Son cœur battait lentement mais avec une force étourdissante. Glenn le sentait résonner à ses tempes. Du calme, vieux. Tu connais la chanson, n’est-ce pas ? On garde tout son calme.

Glenn fit craquer ses doigts pour se détendre un peu. Il jeta un coup d’œil plus attentif dans le couloir.

Repérer les lieux et trouver le tueur s’il était là risquait d’être plus fastidieux qu’il ne l’avait prévu de prime abord. La maison devait comporter une multitude de pièces à chaque niveau et elle faisait bien trois étages, sans compter qu’il avait semblé à Glenn qu’il y avait des paliers intermédiaires d’après les fenêtres, cela risquait d’être long.

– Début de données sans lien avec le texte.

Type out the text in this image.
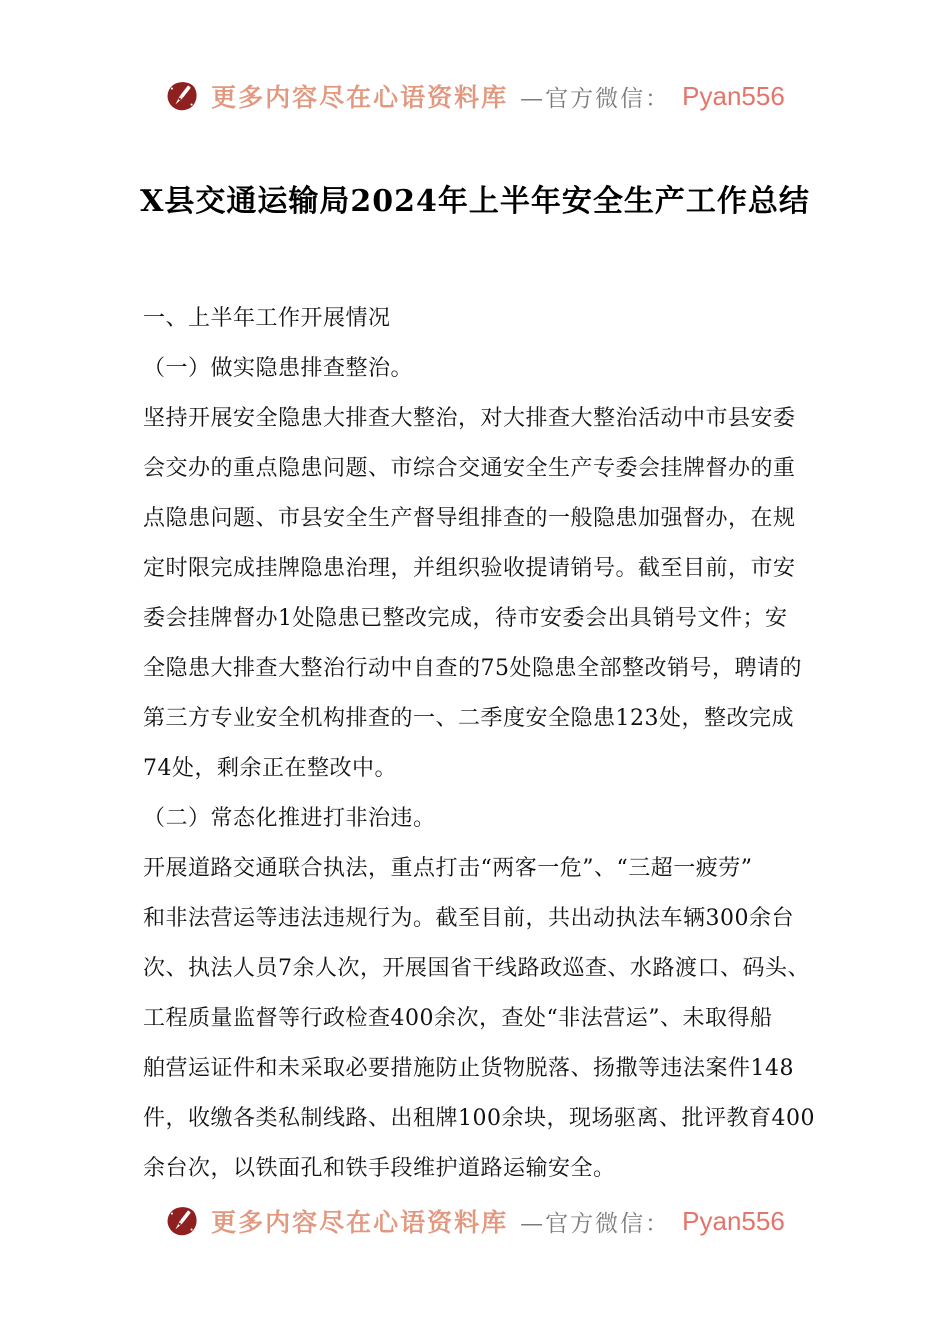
更多内容尽在心语资料库 —官方微信： Pyan556
X县交通运输局2024年上半年安全生产工作总结
一、上半年工作开展情况
（一）做实隐患排查整治。
坚持开展安全隐患大排查大整治，对大排查大整治活动中市县安委
会交办的重点隐患问题、市综合交通安全生产专委会挂牌督办的重
点隐患问题、市县安全生产督导组排查的一般隐患加强督办，在规
定时限完成挂牌隐患治理，并组织验收提请销号。截至目前，市安
委会挂牌督办1处隐患已整改完成，待市安委会出具销号文件；安
全隐患大排查大整治行动中自查的75处隐患全部整改销号，聘请的
第三方专业安全机构排查的一、二季度安全隐患123处，整改完成
74处，剩余正在整改中。
（二）常态化推进打非治违。
开展道路交通联合执法，重点打击“两客一危”、“三超一疲劳”
和非法营运等违法违规行为。截至目前，共出动执法车辆300余台
次、执法人员7余人次，开展国省干线路政巡查、水路渡口、码头、
工程质量监督等行政检查400余次，查处“非法营运”、未取得船
舶营运证件和未采取必要措施防止货物脱落、扬撒等违法案件148
件，收缴各类私制线路、出租牌100余块，现场驱离、批评教育400
余台次，以铁面孔和铁手段维护道路运输安全。
更多内容尽在心语资料库 —官方微信： Pyan556
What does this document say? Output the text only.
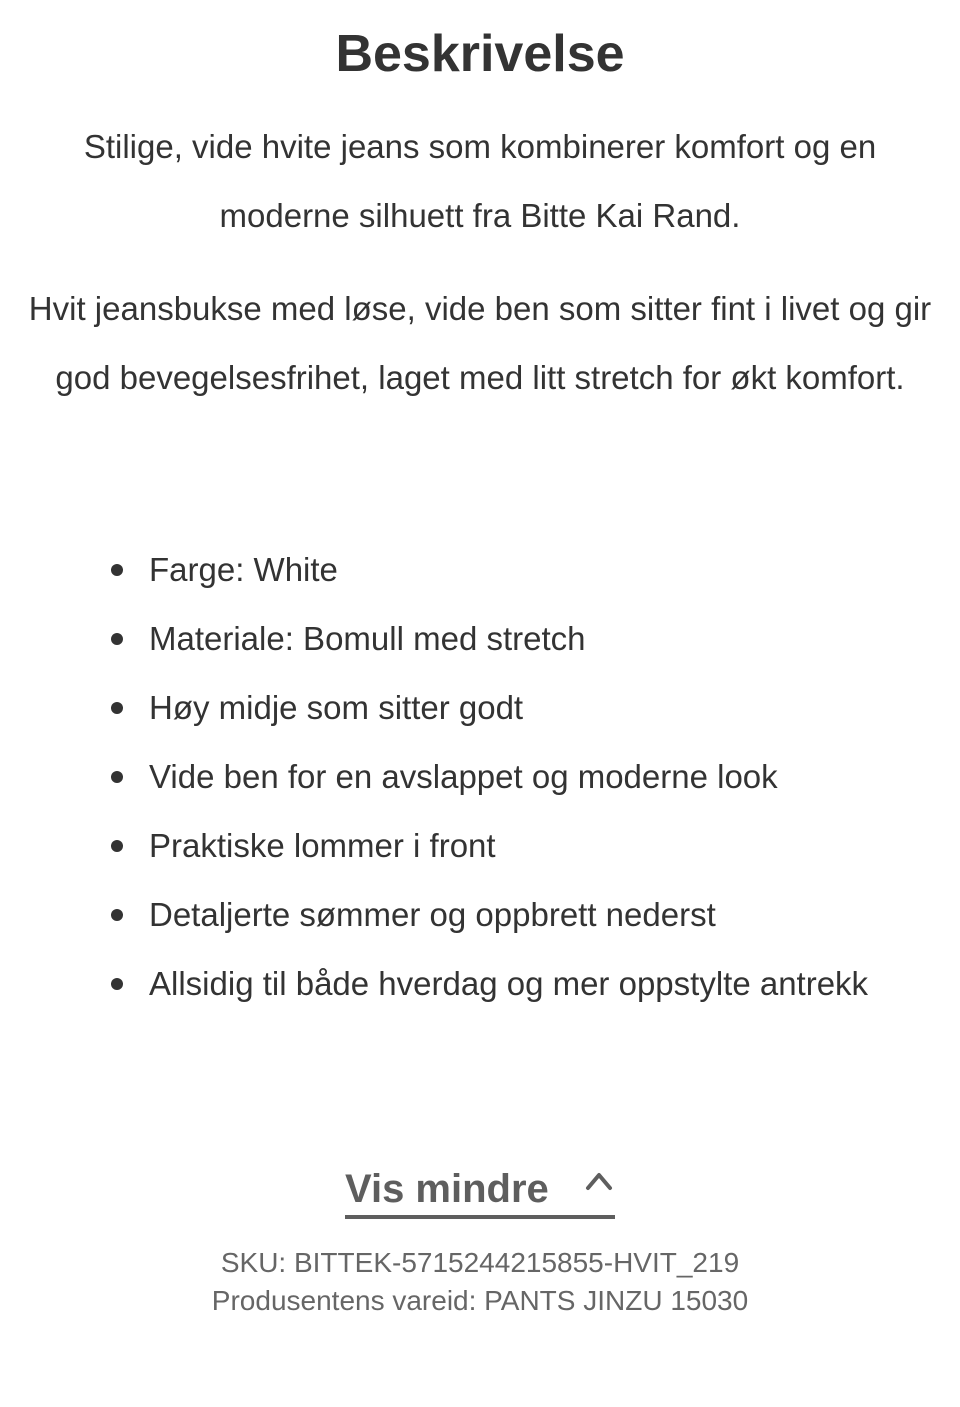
Beskrivelse

Stilige, vide hvite jeans som kombinerer komfort og en moderne silhuett fra Bitte Kai Rand.

Hvit jeansbukse med løse, vide ben som sitter fint i livet og gir god bevegelsesfrihet, laget med litt stretch for økt komfort.

Farge: White
Materiale: Bomull med stretch
Høy midje som sitter godt
Vide ben for en avslappet og moderne look
Praktiske lommer i front
Detaljerte sømmer og oppbrett nederst
Allsidig til både hverdag og mer oppstylte antrekk
Vis mindre

SKU: BITTEK-5715244215855-HVIT_219

Produsentens vareid: PANTS JINZU 15030
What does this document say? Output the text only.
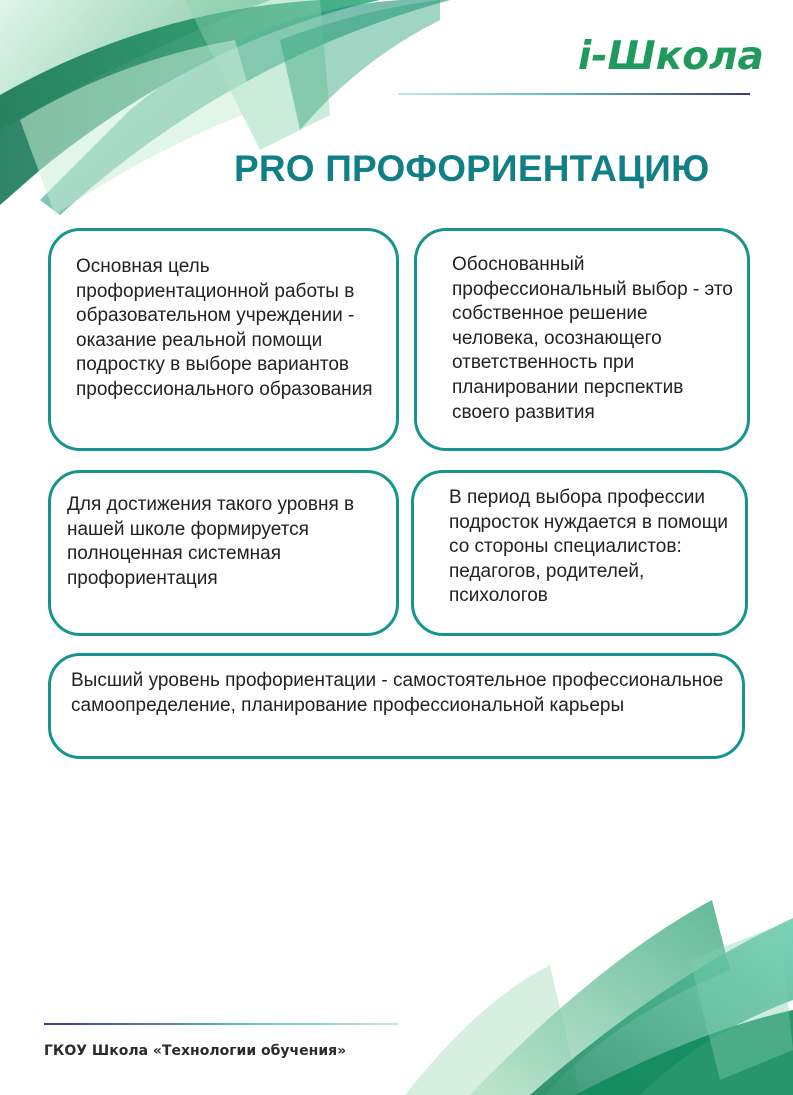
i-Школа
PRO ПРОФОРИЕНТАЦИЮ

Основная цель профориентационной работы в образовательном учреждении - оказание реальной помощи подростку в выборе вариантов профессионального образования

Обоснованный профессиональный выбор - это собственное решение человека, осознающего ответственность при планировании перспектив своего развития

Для достижения такого уровня в нашей школе формируется полноценная системная профориентация

В период выбора профессии подросток нуждается в помощи со стороны специалистов: педагогов, родителей, психологов

Высший уровень профориентации - самостоятельное профессиональное самоопределение, планирование профессиональной карьеры

ГКОУ Школа «Технологии обучения»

Il inspira un grand coup et sortit son arme du holster puis s’engagea dans le couloir, le suivit jusqu’à un coude et déboucha dans un très vaste salon. De nouveau, il y avait plusieurs portes, et sur sa gauche se trouvait l’entrée de la rotonde.

De la sueur commençait à lui humidifier le front. Glenn épongea ce qu’il savait être le résultat d’un stress trop intense. Cette maison tout entière le mettait mal à l’aise. Calme-toi ! Son cœur commençait à battre plus intensément. Allez, c’est pas le moment de flancher. Il regarda tout autour de lui et, silencieusement, il traversa le salon.

Une voix grave et autoritaire emplit l’air poussiéreux :

– Tiens donc, nous avons un visiteur !

Glenn fit volte-face immédiatement, brandissant son arme vers l’homme. Le coup manqua de partir sous la nervosité de l’agent spécial.

Il n’y avait rien de sympathique dans cette voix, rien d’engageant qui eût pu inviter à se détendre un moment. Au contraire son intonation était stricte et peu rassurante.

Dans l’encadrement d’une porte, il vit un homme chauve et posa ses yeux immédiatement sur la longue cicatrice qui barrait son visage.

– Je m’attendais à votre visite certes, mais dans un délai bien plus lointain je ne vous le cacherai pas, dit-il. Vous êtes l’agent du FBI qui rôde en ville, n’est-ce pas ?

Glenn voulut subitement tirer sur l’homme. Une pulsion instantanée lui conseillait de faire feu sur cet individu qui ne se formalisait pas de voir un pistolet braqué sur lui. Il sentait un danger flotter dans la pièce comme un filet tendu au-dessus de sa tête, prêt à fondre sur lui et à l’enserrer de ses mailles épaisses. Mais Glenn se concentra pour garder son calme. Il baissa son arme.

– Oui, répondit-il plus faiblement qu’il ne l’aurait souhaité. Et vous, qui êtes-vous ?

Un rictus cruel se profila aux lèvres de l’homme à la cicatrice.

– Je m’appelle Korn. Vous me pardonnerez d’être aussi direct, mais à mon âge les courbettes et autres politesses deviennent une perte de temps. Alors autant être franc, comme tôt ou tard vous allez me nuire, lorsque mes agissements deviendront trop… voyants, il est tout aussi bien que vous soyez venu plus tôt. J’ai de quoi vous amuser. Vous êtes sur ma liste.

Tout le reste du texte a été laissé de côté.